A pergunta que define o uso
Antes de contratar uma plataforma de chatbot, a pergunta certa é: qual problema isso resolve que hoje a equipe não consegue resolver? Se a resposta é volume de perguntas repetitivas que sobrecarregam voluntários, o bot ajuda. Se a resposta é apenas modernidade, sofisticação aparente, sensação de campanha tecnológica, o bot vira despesa cosmética. Bot eficiente é o que libera o tempo humano para tarefas que exigem humano. Bot ineficiente é o que cria mais um canal sem alma e que termina abandonado depois de duas semanas, com mensagens não respondidas e usuários frustrados. A escolha entre os dois depende de planejamento de fluxo, não de catálogo de fornecedor. Quem desenha o fluxo do bot pensando no eleitor de carne e osso colhe resultado. Quem desenha pensando no que parece moderno colhe vergonha quando o sistema falha em público.
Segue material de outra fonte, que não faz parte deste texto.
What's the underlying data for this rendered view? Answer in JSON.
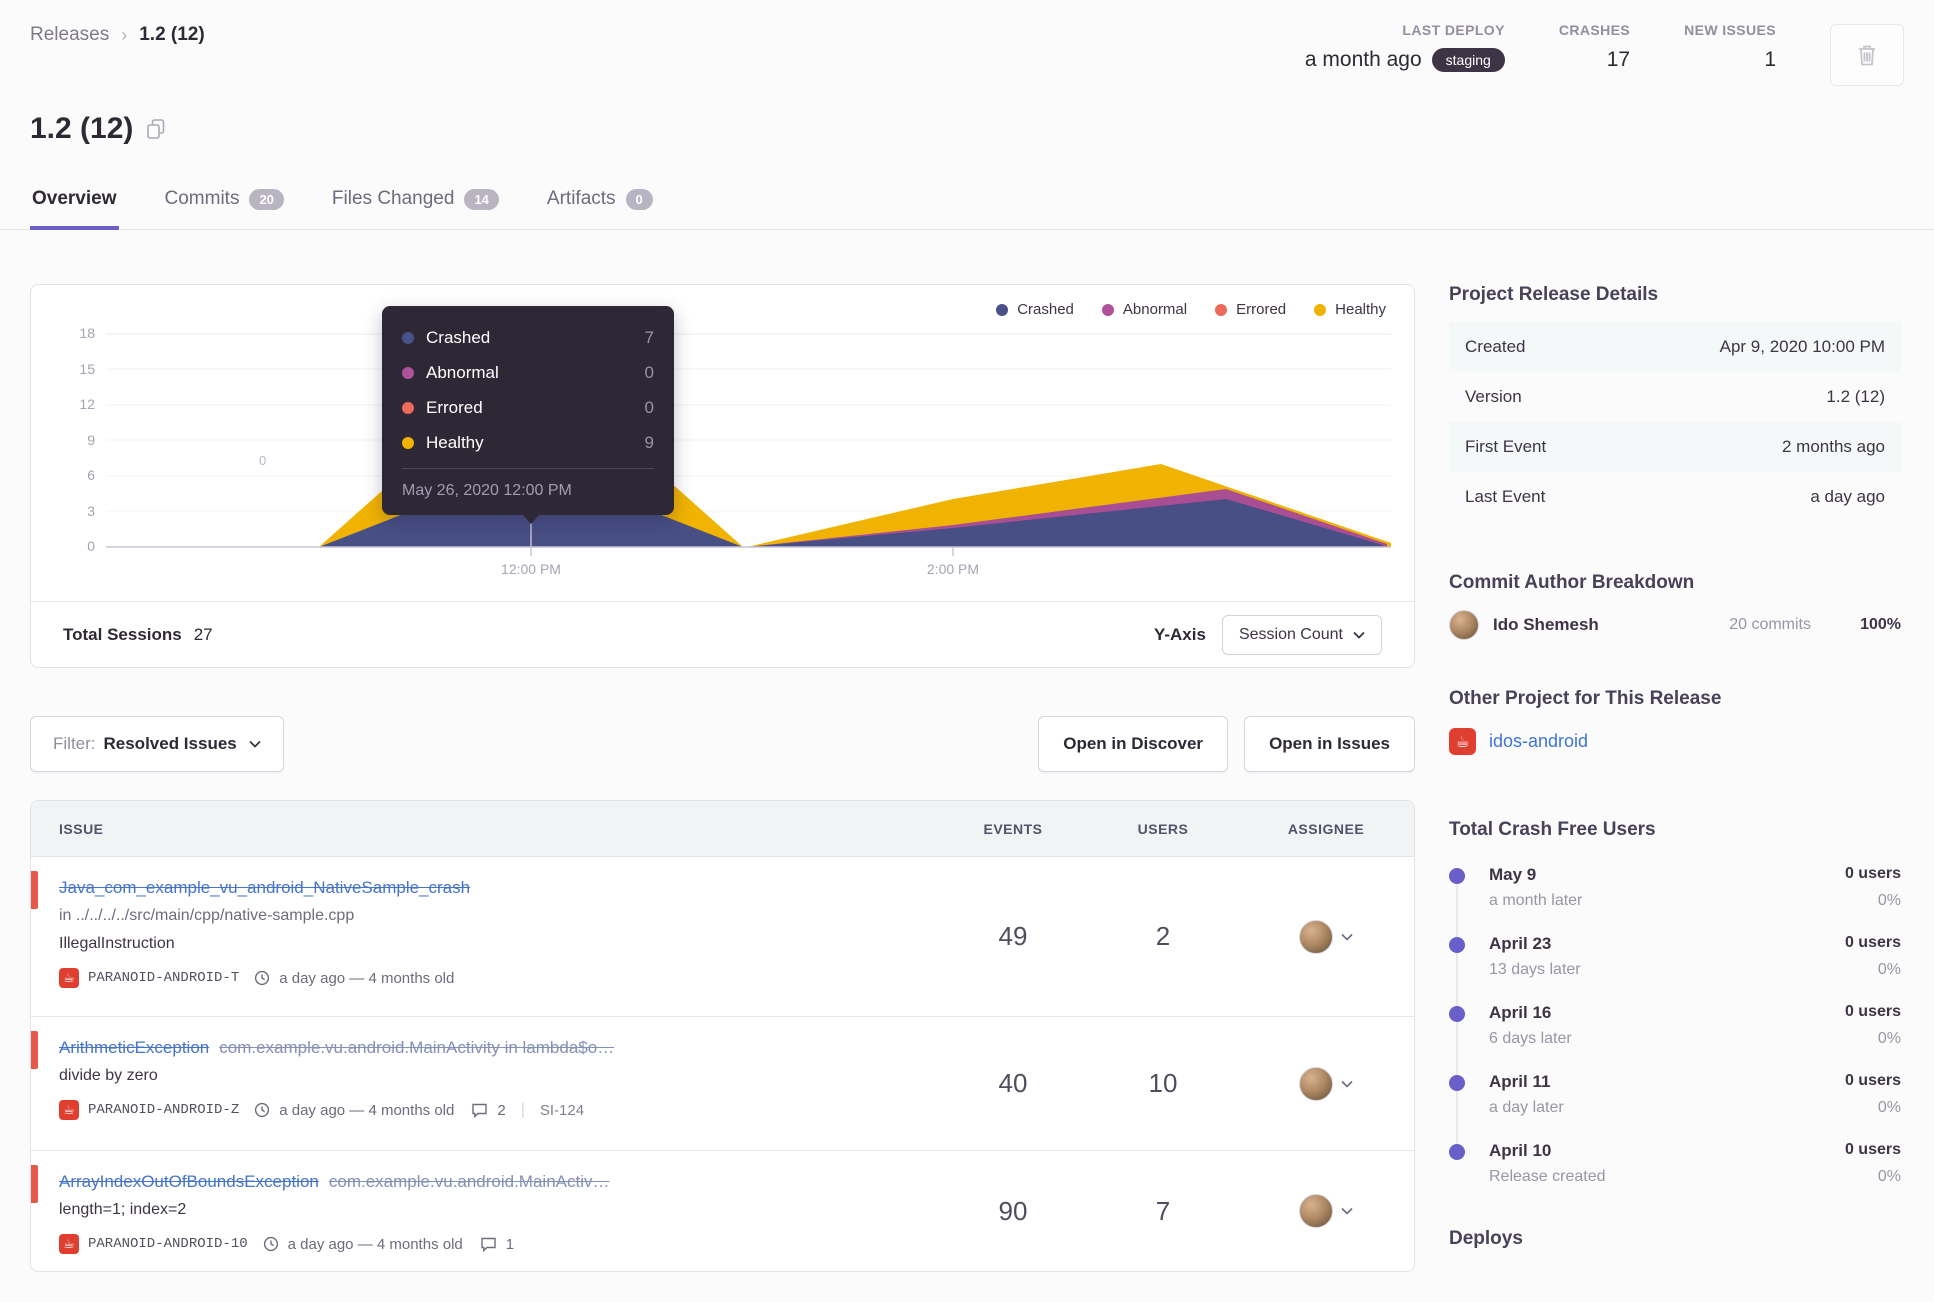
{
  "accent_color": "#6c5fc7",
  "breadcrumb": {
    "parent": "Releases",
    "current": "1.2 (12)"
  },
  "topstats": {
    "last_deploy": {
      "label": "LAST DEPLOY",
      "value": "a month ago",
      "env_badge": "staging"
    },
    "crashes": {
      "label": "CRASHES",
      "value": "17"
    },
    "new_issues": {
      "label": "NEW ISSUES",
      "value": "1"
    }
  },
  "title": "1.2 (12)",
  "tabs": [
    {
      "label": "Overview",
      "badge": null,
      "active": true
    },
    {
      "label": "Commits",
      "badge": "20"
    },
    {
      "label": "Files Changed",
      "badge": "14"
    },
    {
      "label": "Artifacts",
      "badge": "0"
    }
  ],
  "chart": {
    "legend": [
      {
        "label": "Crashed",
        "color": "#4a5088"
      },
      {
        "label": "Abnormal",
        "color": "#b0519c"
      },
      {
        "label": "Errored",
        "color": "#ec6a5a"
      },
      {
        "label": "Healthy",
        "color": "#f0b302"
      }
    ],
    "yticks": [
      "18",
      "15",
      "12",
      "9",
      "6",
      "3",
      "0"
    ],
    "xticks": [
      "12:00 PM",
      "2:00 PM"
    ],
    "faint_label": "0",
    "tooltip": {
      "rows": [
        {
          "label": "Crashed",
          "value": "7"
        },
        {
          "label": "Abnormal",
          "value": "0"
        },
        {
          "label": "Errored",
          "value": "0"
        },
        {
          "label": "Healthy",
          "value": "9"
        }
      ],
      "date": "May 26, 2020 12:00 PM"
    },
    "footer": {
      "total_label": "Total Sessions",
      "total_value": "27",
      "yaxis_label": "Y-Axis",
      "yaxis_value": "Session Count"
    }
  },
  "chart_data": {
    "type": "area",
    "stacked": true,
    "title": "Release sessions by status",
    "x": [
      "11:00 AM",
      "12:00 PM",
      "1:00 PM",
      "2:00 PM",
      "2:50 PM",
      "4:00 PM"
    ],
    "series": [
      {
        "name": "Crashed",
        "color": "#4a5088",
        "values": [
          0,
          7,
          0,
          2,
          4,
          0
        ]
      },
      {
        "name": "Abnormal",
        "color": "#b0519c",
        "values": [
          0,
          0,
          0,
          0,
          1,
          0
        ]
      },
      {
        "name": "Errored",
        "color": "#ec6a5a",
        "values": [
          0,
          0,
          0,
          0,
          0,
          0
        ]
      },
      {
        "name": "Healthy",
        "color": "#f0b302",
        "values": [
          0,
          9,
          0,
          3,
          3,
          0
        ]
      }
    ],
    "highlighted_point": {
      "x": "May 26, 2020 12:00 PM",
      "Crashed": 7,
      "Abnormal": 0,
      "Errored": 0,
      "Healthy": 9
    },
    "total_sessions": 27,
    "ylim": [
      0,
      18
    ],
    "ytick_step": 3,
    "legend_position": "top-right",
    "grid": true
  },
  "filter_bar": {
    "filter_label": "Filter:",
    "filter_value": "Resolved Issues",
    "actions": [
      {
        "label": "Open in Discover"
      },
      {
        "label": "Open in Issues"
      }
    ]
  },
  "issues": {
    "columns": [
      "ISSUE",
      "EVENTS",
      "USERS",
      "ASSIGNEE"
    ],
    "rows": [
      {
        "title": "Java_com_example_vu_android_NativeSample_crash",
        "title2": "",
        "subtitle": "in ../../../../src/main/cpp/native-sample.cpp",
        "culprit": "IllegalInstruction",
        "project": "PARANOID-ANDROID-T",
        "age": "a day ago — 4 months old",
        "comments": "",
        "short_id": "",
        "events": "49",
        "users": "2"
      },
      {
        "title": "ArithmeticException",
        "title2": "com.example.vu.android.MainActivity in lambda$o…",
        "subtitle": "",
        "culprit": "divide by zero",
        "project": "PARANOID-ANDROID-Z",
        "age": "a day ago — 4 months old",
        "comments": "2",
        "short_id": "SI-124",
        "events": "40",
        "users": "10"
      },
      {
        "title": "ArrayIndexOutOfBoundsException",
        "title2": "com.example.vu.android.MainActiv…",
        "subtitle": "",
        "culprit": "length=1; index=2",
        "project": "PARANOID-ANDROID-10",
        "age": "a day ago — 4 months old",
        "comments": "1",
        "short_id": "",
        "events": "90",
        "users": "7"
      }
    ]
  },
  "sidebar": {
    "details": {
      "title": "Project Release Details",
      "rows": [
        {
          "label": "Created",
          "value": "Apr 9, 2020 10:00 PM"
        },
        {
          "label": "Version",
          "value": "1.2 (12)"
        },
        {
          "label": "First Event",
          "value": "2 months ago"
        },
        {
          "label": "Last Event",
          "value": "a day ago"
        }
      ]
    },
    "commits": {
      "title": "Commit Author Breakdown",
      "author": {
        "name": "Ido Shemesh",
        "commits": "20 commits",
        "percent": "100%"
      }
    },
    "other_project": {
      "title": "Other Project for This Release",
      "link": "idos-android"
    },
    "crash_free": {
      "title": "Total Crash Free Users",
      "items": [
        {
          "date": "May 9",
          "sub": "a month later",
          "users": "0 users",
          "percent": "0%"
        },
        {
          "date": "April 23",
          "sub": "13 days later",
          "users": "0 users",
          "percent": "0%"
        },
        {
          "date": "April 16",
          "sub": "6 days later",
          "users": "0 users",
          "percent": "0%"
        },
        {
          "date": "April 11",
          "sub": "a day later",
          "users": "0 users",
          "percent": "0%"
        },
        {
          "date": "April 10",
          "sub": "Release created",
          "users": "0 users",
          "percent": "0%"
        }
      ]
    },
    "deploys_title": "Deploys"
  }
}
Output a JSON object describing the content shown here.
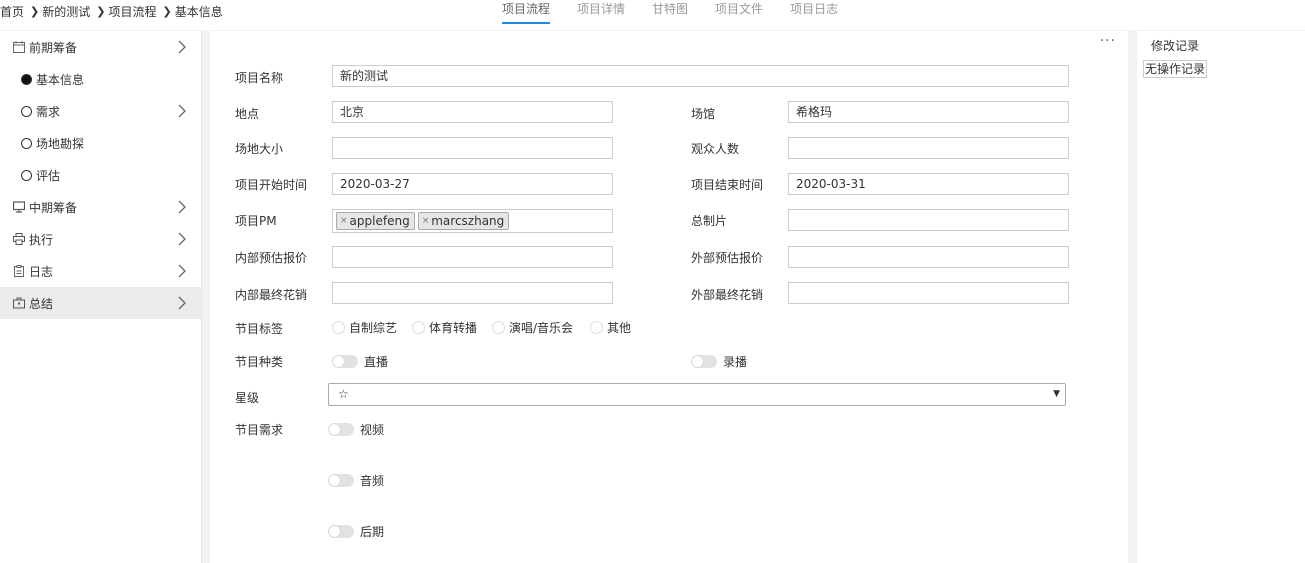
{
  "breadcrumb": {
    "items": [
      "首页",
      "新的测试",
      "项目流程",
      "基本信息"
    ]
  },
  "tabs": [
    "项目流程",
    "项目详情",
    "甘特图",
    "项目文件",
    "项目日志"
  ],
  "sidebar": {
    "items": [
      {
        "label": "前期筹备",
        "icon": "calendar-icon"
      },
      {
        "label": "基本信息"
      },
      {
        "label": "需求"
      },
      {
        "label": "场地勘探"
      },
      {
        "label": "评估"
      },
      {
        "label": "中期筹备",
        "icon": "monitor-icon"
      },
      {
        "label": "执行",
        "icon": "printer-icon"
      },
      {
        "label": "日志",
        "icon": "clipboard-icon"
      },
      {
        "label": "总结",
        "icon": "briefcase-icon"
      }
    ]
  },
  "form": {
    "more": "···",
    "name_label": "项目名称",
    "name_value": "新的测试",
    "location_label": "地点",
    "location_value": "北京",
    "venue_label": "场馆",
    "venue_value": "希格玛",
    "size_label": "场地大小",
    "size_value": "",
    "audience_label": "观众人数",
    "audience_value": "",
    "start_label": "项目开始时间",
    "start_value": "2020-03-27",
    "end_label": "项目结束时间",
    "end_value": "2020-03-31",
    "pm_label": "项目PM",
    "pm_tags": [
      "applefeng",
      "marcszhang"
    ],
    "tag_remove": "×",
    "producer_label": "总制片",
    "producer_value": "",
    "internal_est_label": "内部预估报价",
    "internal_est_value": "",
    "external_est_label": "外部预估报价",
    "external_est_value": "",
    "internal_final_label": "内部最终花销",
    "internal_final_value": "",
    "external_final_label": "外部最终花销",
    "external_final_value": "",
    "tag_label": "节目标签",
    "tag_options": [
      "自制综艺",
      "体育转播",
      "演唱/音乐会",
      "其他"
    ],
    "type_label": "节目种类",
    "type_live": "直播",
    "type_record": "录播",
    "star_label": "星级",
    "star_value": "☆",
    "star_arrow": "▼",
    "needs_label": "节目需求",
    "needs_options": [
      "视频",
      "音频",
      "后期"
    ]
  },
  "history": {
    "title": "修改记录",
    "empty": "无操作记录"
  },
  "colors": {
    "accent": "#1e88e5",
    "selected_bg": "#ebebeb",
    "page_bg": "#f2f2f2"
  }
}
Um aspecto que merece atenção final é o cuidado com o tom da escrita do bot. Frases curtas, claras, com vocabulário acessível, sem formalidade excessiva nem informalidade falsa. O bot é leitura silenciosa, e a leitura silenciosa do robô bem escrito carrega tom da campanha do mesmo jeito que carrega vídeo bem produzido. Equipe que escreve as respostas do bot com cuidado entrega ferramenta que comunica com a voz do candidato. Equipe que escreve no automático entrega ferramenta que parece terceirizada, sem alma, distante do tom de tudo o que circula no resto da comunicação. Em campanha bem orquestrada, até o bot soa como o candidato. Esse alinhamento parece detalhe pequeno, mas quem percebe a diferença é justamente o eleitor mais atento, e ele não esquece. Outra peça que ajuda nessa calibragem é a coleta sistemática do que o usuário pergunta e o bot não soube responder. Esse log de falhas, lido toda semana, vira pauta de melhoria contínua e mostra exatamente quais lacunas merecem prioridade na próxima atualização da árvore de conversa.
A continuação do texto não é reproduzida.